1. How does she use her skills or her sexiness/purity as power, strength, a negotiation tactic, practicality, etc?

2. How is she perceived?

3. What is her character or reputation?

(שמואל א כה, כט) והיתה נפש אדוני צרורה בצרור החיים כי הוות מיפטרא מיניה אמרה ליה (שמואל א כה, לא) והטיב ה' לאדוני וזכרת את אמתך

Apropos Abigail, the Gemara explains additional details in the story. Abigail said to David: “Yet the soul of my lord shall be bound in the bond of life with the Lord your God” (I Samuel 25:29), and when she parted from him she said to him: “And when the Lord shall have dealt well with my lord, and you shall remember your handmaid” (I Samuel 25:31).

The Rabbis’ positive attitude to Abigail is evident from their deliberations about the number of wives that a king may take. The Torah (Deut. 17:17) mandates that the king “shall not have many wives,” which the Rabbis understood as limiting him to eighteen wives. In this context they add the proviso: “‘he shall not have many wives’—even though they be like Abigail” (M Sanhedrin 2:4). In other words, even if the king’s wives are blessed with good traits and are as righteous as Abigail, he may not take too many. Another view, however, understands that this prohibition is meant to prevent the king from leaving the path of the Lord. Consequently, if a person has wives like Abigail, there is no reason to limit the number of his spouses (T Sanhedrin 4:5; BT Bava Mezia 115a). Both approaches, regardless of the differences between their interpretations, highlight Abigail’s uniqueness: she is the only one of David’s wives mentioned in this context and she symbolizes positiveness and goodness. - Tamar Kadari https://jwa.org/encyclopedia/article/abigail-midrash-and-aggadah

Not even Abigail was free from the feminine weakness of coquetry. The words "remember thine handmaid" should never have been uttered by her. As a married woman, she should not have sought to direct the attention of a man to herself. In the women's Paradise she supervises the fifth of the seven divisions into which it is divided, and her domain adjoins that of the wives of the Patriarchs, Sarah, Rebekah, Rachel, and Leah.

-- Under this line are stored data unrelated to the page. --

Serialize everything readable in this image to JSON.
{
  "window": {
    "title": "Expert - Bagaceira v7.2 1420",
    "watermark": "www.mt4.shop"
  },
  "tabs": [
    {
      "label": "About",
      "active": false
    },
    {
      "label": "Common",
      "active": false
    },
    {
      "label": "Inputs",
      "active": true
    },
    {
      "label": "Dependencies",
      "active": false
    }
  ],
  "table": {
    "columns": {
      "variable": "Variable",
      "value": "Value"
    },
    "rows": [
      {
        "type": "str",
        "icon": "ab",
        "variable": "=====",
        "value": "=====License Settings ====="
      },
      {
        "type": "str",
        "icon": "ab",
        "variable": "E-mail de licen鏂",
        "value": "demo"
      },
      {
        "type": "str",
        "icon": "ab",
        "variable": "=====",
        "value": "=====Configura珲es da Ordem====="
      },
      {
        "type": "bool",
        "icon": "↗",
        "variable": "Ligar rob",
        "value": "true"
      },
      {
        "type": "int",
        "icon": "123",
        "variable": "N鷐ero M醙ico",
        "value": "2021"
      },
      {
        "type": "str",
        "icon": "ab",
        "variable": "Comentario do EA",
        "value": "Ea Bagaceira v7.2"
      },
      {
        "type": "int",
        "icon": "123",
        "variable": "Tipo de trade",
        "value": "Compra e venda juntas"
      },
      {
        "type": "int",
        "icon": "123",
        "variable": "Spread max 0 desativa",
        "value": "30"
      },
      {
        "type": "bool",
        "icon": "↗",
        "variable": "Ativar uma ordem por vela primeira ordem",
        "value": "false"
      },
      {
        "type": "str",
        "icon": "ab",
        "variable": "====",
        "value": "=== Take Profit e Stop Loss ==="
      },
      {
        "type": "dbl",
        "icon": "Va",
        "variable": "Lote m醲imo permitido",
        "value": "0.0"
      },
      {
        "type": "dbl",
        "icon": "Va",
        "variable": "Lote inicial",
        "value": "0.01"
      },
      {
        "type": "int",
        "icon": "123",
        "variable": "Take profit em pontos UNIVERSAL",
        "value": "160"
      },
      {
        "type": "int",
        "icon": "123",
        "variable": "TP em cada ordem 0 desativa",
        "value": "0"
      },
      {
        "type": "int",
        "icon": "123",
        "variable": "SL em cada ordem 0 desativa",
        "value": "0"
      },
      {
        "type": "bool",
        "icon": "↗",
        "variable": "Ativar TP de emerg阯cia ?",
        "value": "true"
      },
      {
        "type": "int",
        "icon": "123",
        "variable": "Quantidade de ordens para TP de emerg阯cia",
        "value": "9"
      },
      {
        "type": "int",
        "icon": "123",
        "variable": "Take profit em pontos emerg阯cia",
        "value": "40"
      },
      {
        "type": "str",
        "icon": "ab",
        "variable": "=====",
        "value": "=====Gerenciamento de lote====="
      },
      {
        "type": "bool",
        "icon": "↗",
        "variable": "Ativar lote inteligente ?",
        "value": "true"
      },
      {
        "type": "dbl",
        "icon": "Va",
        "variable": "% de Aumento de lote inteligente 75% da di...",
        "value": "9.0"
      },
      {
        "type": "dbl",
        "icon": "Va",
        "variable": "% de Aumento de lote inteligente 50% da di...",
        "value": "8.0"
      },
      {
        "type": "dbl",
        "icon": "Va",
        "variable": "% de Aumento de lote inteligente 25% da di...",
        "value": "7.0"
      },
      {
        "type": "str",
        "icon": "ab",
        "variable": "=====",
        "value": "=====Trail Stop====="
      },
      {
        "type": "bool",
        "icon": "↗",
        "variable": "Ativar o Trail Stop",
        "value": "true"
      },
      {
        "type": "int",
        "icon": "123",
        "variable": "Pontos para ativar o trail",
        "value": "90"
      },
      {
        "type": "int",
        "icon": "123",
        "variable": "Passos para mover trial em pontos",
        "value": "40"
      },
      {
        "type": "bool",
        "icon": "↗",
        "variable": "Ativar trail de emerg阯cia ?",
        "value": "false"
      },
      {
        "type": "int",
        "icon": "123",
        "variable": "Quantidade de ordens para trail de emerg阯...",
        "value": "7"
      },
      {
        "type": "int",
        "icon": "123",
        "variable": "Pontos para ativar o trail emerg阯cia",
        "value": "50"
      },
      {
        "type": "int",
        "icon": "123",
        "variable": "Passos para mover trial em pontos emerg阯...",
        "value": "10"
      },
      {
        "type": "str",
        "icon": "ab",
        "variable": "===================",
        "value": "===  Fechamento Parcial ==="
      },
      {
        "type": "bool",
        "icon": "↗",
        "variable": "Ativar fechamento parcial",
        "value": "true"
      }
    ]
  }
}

א"ל רבא לרבה בר מרי מנא הא מילתא דאמרי אינשי שפיל ואזיל בר אווזא ועיניה מטייפי אמר ליה דכתיב (שמואל א כה, לא) והטיב ה' לאדני וזכרת [את] אמתך
Rava said to Rabba bar Mari: From where is this matter derived whereby people say: The goose stoops its head as it goes along, but its eyes look afar to find food for itself? Rabba bar Mari said to him that the source is as it is written with regard to Abigail’s statement to David: “And when the Lord shall have dealt well with my lord, then remember your maidservant” (I Samuel 25:31). Although Abigail spoke with humility in her request that David spare her husband’s life, she made reference to deriving future benefit from David.